A break in Main Street traffic
Clifton lacks large buildings, except for that former hotel. The architecture, however, is varied and interesting. There are a couple of Victorian homes, an ornate church with white siding, a general store. No two buildings look quite alike. This doesn’t produce any aesthetic clashing. It feels natural. Most small towns are like this. (Larger ones also have a more complex mix of building sizes and heights, and this rarely feels out of scale, too.)
Clifton Baptist Church
Take a look at the last photo. That home stretches back quite far, and appears to be made of multiple “pieces,” likely built at different times. This is a tiny example of the kind of incremental development that characterized pre-automobile, pre-sprawl development. Strong Towns highlights this all the time (and I highlighted it here for Strong Towns.)
In some ways, the heavy historic preservation regime that now encases Clifton preserves that incrementally created form. In other ways, it preserves its appearance but renders impossible its essence. Nobody had to get board approvals to add to that house over the decades. Did the additions hurt the town’s fabric? No. (If you’ve taken a tour of Mount Vernon or something similar, you may remember that the original building itself was rarely the same as the final one.) Old buildings are microcosms of old cities.
Clifton’s historical markers are fun, and explain the history and age of the building, and its original use. Exploring the town is like a self-guided tour. However, some are a little weird. Like this, which notes that the home underwent a renovation a few years ago. It’s probably fine to lock a historic town of 300 people in amber. But this is really only a difference in degree, not in the kind, from the way our land-use regime encases almost everything in regulatory amber.
Here’s some information from the town’s website. There’s a Town Council, a Planning Commission, an Architectural Review Board, and a Board of Zoning Appeals. This is still not even most of the information on that page!
Despite its tiny size, Clifton has extremely well-defined, distinct edges. At a certain point along its streets, it just ends. The density here is not particularly high. But from tiny villages to small cities, we used to build in pretty much the same form. Density didn’t go up all that much as population grew—and even very small places had densities higher than subdivision communities.

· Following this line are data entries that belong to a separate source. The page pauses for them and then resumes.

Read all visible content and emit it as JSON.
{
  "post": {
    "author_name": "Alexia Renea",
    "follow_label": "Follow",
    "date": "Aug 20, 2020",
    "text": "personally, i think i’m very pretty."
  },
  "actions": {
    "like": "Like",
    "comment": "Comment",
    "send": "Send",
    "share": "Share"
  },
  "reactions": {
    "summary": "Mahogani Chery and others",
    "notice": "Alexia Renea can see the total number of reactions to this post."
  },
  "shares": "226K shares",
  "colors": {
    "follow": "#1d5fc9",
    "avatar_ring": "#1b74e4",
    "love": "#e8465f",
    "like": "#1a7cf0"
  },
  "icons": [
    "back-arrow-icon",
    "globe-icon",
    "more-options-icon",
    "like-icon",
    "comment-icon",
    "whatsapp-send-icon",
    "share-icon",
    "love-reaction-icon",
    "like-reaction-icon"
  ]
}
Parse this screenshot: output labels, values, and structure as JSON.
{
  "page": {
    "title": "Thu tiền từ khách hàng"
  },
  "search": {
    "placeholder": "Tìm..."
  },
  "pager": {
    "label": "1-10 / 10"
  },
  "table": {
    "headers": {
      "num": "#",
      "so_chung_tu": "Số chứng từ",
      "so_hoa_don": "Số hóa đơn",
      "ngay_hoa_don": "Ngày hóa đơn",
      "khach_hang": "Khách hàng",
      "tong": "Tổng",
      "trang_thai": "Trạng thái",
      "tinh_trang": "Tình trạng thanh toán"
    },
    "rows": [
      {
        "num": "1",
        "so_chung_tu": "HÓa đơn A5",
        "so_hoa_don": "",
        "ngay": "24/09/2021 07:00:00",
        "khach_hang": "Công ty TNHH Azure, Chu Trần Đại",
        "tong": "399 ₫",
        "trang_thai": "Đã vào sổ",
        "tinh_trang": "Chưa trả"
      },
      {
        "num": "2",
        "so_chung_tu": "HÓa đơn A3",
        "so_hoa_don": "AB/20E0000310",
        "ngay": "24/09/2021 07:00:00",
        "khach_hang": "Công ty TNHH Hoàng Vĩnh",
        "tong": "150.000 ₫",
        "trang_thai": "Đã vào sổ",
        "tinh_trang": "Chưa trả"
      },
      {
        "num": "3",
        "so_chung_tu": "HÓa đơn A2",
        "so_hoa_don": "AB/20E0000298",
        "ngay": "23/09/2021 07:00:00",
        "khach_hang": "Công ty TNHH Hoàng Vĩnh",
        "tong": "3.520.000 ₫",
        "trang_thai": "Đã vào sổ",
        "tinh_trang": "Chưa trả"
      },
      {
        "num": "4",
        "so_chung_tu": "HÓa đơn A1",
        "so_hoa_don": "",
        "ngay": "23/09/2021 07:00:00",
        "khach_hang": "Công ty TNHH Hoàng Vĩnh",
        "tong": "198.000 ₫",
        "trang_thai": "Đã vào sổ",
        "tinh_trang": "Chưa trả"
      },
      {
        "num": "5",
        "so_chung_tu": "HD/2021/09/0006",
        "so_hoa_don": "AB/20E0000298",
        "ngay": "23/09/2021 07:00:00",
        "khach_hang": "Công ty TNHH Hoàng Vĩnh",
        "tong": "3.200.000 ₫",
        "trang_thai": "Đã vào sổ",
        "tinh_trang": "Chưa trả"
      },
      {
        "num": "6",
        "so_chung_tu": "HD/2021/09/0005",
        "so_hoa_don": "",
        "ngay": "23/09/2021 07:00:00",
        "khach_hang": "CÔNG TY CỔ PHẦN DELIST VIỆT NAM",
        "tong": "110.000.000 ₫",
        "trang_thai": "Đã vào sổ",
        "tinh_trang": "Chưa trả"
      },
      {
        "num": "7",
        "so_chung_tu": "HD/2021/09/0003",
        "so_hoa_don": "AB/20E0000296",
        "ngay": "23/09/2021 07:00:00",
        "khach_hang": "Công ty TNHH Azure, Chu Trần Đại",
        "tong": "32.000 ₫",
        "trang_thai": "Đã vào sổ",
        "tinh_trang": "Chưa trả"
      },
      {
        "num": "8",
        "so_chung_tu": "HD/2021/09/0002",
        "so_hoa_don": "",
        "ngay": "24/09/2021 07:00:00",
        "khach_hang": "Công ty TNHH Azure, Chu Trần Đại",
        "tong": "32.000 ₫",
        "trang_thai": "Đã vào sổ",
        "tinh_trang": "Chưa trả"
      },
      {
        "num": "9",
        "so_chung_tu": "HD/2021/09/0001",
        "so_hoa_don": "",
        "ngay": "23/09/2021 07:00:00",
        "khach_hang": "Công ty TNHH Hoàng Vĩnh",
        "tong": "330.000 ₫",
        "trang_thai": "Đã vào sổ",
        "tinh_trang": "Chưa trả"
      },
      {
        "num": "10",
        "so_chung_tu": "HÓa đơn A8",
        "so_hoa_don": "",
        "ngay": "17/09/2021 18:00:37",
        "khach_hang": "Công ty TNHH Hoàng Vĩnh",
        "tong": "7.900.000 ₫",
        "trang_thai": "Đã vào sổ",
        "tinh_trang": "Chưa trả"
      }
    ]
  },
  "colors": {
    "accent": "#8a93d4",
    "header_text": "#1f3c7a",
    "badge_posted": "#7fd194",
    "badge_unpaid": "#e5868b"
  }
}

The houses that now surround Clifton are much newer; the town itself is simply the intersections at the center of this image.
The edges of town
Space was used efficiently in places like this, either out of economic necessity or landscape constraints. Back lots and alleys produce a feeling of three-dimensionality compared to the linearity of suburban streets.
Houses back right onto railroad tracks or to the edge of the fire department; the fire department’s small parking lot sits right next to a private driveway; small parking lots are retrofitted into pre-existing spaces between or behind buildings.
Above: Railroad track in background. Below: Fire department next to home.
I could say more, but I’ll leave it here (Substack tells me this post is almost too long). Enjoy the photos, and give Clifton a little visit if you’re nearby!